The network of relationships, the US alliance for security and chip technology, Japan for equipment and materials, India for talent and markets, Australia for critical minerals, ASEAN for manufacturing diversification, and the EU for standards and R&D, collectively provides the external partnership framework within which K-Moonshot operates. The challenge for Korean policymakers is managing this network to maximise technology cooperation benefits while maintaining the strategic autonomy needed to pursue Korea's national technology objectives.

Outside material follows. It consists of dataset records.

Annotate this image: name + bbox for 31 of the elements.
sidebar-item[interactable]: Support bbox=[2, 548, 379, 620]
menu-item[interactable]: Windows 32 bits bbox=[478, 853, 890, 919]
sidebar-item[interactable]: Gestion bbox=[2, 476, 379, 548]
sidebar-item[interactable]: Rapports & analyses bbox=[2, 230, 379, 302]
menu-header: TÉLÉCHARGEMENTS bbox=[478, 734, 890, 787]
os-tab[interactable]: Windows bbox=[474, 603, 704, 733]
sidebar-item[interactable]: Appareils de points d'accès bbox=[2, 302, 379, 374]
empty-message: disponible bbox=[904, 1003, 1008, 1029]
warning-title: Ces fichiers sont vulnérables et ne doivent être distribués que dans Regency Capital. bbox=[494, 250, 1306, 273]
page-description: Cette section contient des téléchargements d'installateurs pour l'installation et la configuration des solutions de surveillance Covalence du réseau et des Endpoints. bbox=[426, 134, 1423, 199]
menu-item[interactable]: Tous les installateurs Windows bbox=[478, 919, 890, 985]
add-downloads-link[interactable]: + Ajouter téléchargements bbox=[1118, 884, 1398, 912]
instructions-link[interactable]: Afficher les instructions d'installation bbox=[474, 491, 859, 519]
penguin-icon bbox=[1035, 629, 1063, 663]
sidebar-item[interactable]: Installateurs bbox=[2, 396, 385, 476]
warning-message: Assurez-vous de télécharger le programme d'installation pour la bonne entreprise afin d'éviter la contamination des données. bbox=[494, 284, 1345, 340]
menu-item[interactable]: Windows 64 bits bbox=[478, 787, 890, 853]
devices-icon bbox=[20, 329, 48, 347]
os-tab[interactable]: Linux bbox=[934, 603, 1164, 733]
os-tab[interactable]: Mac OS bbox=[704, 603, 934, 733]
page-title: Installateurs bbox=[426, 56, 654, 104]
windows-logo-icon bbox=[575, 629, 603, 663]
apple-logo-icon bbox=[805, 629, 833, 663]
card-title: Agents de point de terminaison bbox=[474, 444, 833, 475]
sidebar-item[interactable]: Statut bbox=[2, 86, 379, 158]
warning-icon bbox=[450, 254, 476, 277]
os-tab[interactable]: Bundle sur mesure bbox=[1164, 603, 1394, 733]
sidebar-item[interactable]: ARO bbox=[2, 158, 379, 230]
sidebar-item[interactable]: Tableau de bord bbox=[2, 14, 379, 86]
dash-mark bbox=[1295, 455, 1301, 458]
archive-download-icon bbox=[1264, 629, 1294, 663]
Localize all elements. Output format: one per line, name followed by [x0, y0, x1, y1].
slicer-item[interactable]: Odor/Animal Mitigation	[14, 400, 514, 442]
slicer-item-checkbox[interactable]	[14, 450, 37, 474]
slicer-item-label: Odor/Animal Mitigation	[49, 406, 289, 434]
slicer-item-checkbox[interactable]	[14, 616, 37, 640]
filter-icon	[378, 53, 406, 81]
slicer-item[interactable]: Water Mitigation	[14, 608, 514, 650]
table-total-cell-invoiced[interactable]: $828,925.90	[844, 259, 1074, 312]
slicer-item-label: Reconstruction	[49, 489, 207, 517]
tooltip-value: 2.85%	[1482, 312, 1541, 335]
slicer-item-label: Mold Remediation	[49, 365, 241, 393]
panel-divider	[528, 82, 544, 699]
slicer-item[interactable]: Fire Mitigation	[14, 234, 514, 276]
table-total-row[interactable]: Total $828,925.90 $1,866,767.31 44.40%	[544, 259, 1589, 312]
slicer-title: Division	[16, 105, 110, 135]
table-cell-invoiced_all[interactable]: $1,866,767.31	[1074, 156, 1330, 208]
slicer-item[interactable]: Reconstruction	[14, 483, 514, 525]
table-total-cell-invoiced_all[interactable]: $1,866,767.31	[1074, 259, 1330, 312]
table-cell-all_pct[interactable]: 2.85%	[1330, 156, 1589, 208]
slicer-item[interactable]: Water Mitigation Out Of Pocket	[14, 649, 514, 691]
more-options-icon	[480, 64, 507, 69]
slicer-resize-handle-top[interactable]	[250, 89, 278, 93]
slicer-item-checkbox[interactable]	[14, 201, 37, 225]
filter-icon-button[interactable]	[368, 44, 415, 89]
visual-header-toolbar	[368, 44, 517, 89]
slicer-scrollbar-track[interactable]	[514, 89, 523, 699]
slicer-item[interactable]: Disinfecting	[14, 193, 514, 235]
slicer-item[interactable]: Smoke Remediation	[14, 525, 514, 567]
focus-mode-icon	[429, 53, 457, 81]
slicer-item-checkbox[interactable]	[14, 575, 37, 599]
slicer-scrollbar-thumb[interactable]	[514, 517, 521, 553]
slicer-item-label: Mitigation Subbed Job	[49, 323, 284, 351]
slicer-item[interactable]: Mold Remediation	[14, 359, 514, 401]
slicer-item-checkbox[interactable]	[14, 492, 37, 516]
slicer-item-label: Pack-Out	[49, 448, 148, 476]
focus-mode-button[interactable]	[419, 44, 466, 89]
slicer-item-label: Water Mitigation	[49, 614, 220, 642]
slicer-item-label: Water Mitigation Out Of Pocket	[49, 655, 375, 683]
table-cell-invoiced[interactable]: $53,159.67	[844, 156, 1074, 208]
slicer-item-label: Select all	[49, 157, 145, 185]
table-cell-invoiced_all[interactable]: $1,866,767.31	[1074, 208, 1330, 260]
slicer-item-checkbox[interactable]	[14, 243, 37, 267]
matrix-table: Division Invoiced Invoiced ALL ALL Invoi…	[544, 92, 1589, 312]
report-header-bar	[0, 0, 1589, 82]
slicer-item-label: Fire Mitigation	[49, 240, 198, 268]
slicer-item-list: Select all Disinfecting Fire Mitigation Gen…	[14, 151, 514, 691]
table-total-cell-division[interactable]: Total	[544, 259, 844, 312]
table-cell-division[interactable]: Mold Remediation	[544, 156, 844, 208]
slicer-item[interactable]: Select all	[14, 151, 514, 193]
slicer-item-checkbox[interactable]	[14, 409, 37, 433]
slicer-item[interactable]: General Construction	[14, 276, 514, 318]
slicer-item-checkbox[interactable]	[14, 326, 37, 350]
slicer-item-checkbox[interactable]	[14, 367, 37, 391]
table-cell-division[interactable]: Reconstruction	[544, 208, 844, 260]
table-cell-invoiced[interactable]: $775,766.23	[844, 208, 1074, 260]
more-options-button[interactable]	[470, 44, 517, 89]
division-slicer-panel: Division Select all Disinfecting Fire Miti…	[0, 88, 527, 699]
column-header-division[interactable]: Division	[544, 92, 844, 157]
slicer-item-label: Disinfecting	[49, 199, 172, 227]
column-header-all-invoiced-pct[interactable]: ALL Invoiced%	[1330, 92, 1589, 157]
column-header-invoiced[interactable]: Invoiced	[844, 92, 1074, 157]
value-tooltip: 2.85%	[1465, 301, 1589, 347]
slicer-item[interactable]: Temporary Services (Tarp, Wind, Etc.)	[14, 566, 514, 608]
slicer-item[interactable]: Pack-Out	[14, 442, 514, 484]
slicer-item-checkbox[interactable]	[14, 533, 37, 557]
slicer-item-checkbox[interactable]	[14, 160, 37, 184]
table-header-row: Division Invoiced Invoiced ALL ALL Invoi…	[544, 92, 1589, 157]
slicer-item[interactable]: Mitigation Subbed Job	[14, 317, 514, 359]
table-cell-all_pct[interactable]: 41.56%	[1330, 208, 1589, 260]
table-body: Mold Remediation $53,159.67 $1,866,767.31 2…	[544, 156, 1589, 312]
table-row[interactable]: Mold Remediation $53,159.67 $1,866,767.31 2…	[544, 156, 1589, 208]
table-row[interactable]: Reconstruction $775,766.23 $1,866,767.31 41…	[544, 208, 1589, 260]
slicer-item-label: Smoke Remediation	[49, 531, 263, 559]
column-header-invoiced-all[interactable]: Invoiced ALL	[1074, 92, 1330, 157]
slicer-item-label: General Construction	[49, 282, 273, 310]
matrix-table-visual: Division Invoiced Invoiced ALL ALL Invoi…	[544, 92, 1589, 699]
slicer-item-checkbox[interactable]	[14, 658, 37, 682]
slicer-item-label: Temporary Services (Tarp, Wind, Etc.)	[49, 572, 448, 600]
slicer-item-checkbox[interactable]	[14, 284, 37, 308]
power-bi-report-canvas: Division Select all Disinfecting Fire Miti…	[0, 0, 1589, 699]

For analysts monitoring K-Moonshot, the Indo-Pacific technology axis provides essential context. Progress on trilateral semiconductor coordination, critical mineral supply agreements, AI governance alignment, and digital connectivity infrastructure will all influence K-Moonshot's execution environment. The programme's $7.5 billion investment and ambitious technology targets make multilateral cooperation not merely desirable but essential: no single nation can independently achieve breakthroughs across all 12 national missions simultaneously. The Indo-Pacific's technology cooperation architecture, imperfect and contested as it is, provides the most promising framework for the international partnerships that will shape K-Moonshot's outcomes.